The hydrogen release unit onboard the ship will extract the hydrogen from the LOHC to power the fuel cell. The waste heat from the SOFC will be recovered for the hydrogen release unit as well as the ship’s heating needs. In this way, they believe a high system efficiency can be achieved.
The project organizers also highlight that they intend to develop the design of a scalable system architecture for larger ships and power plants by integrating several megawatt LOHC/SOFC modules. They believe it will allow for easy replication of the system for other vessels. At a later stage, the project will also include a replication study for integrating the power system on board a passenger ship operating in coastal waters. The implementation and demonstration they believe will prove that the concept developed during the project is scalable beyond the 3 MW level.
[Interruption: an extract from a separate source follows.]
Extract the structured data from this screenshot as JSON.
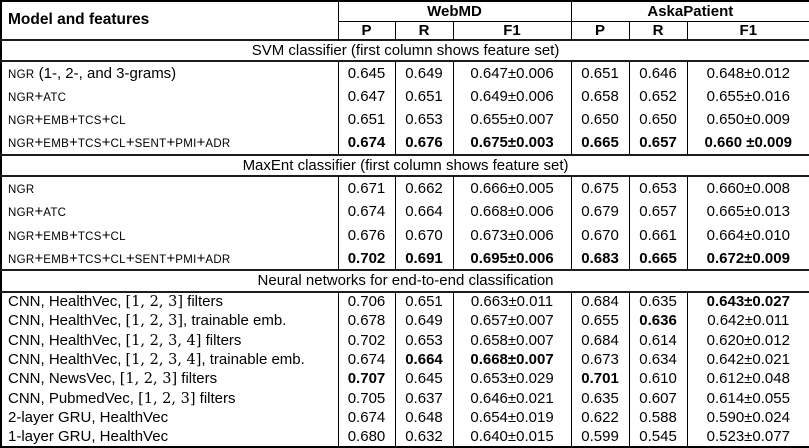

“This project is a great example of the kind of innovation and collaboration that is needed to bring clean energy solutions to the maritime sector. We are excited to work with our partners to demonstrate the potential of combining high-temperature fuel cells and LOHC technology as a safe and scalable solution for zero-emission shipping,” said project coordinator Jaana Viitakangas, senior scientist at VTT.
The European Climate Infrastructure and Environment Executive Agency (CINEA) is funding the project which launched in January 2023 and runs through December 2027. It brings together a range of experienced partners spanning the maritime sector from research, technology, and design to shipbuilders, owners, and operators.
The partners in the Ship-aH2oy project include VTT Technical Research Centre of Finland, Edda Wind, Østensjø Rederi, Johannes Østensjø DY, Hydrogenious LOHC Maritime, Hydrogenious LOHC Technologies, Friedrich-Alexander-Universität Erlangen-Nürnberg, Siemens Energy, DNV Hellas, Engitec Services, Demokritos, Gondan Shipbuilders, Maritime CleanTech, Deltamarin, Teknotherm, ANEK Lines, and Ethnicon Metsovion Polytechnion.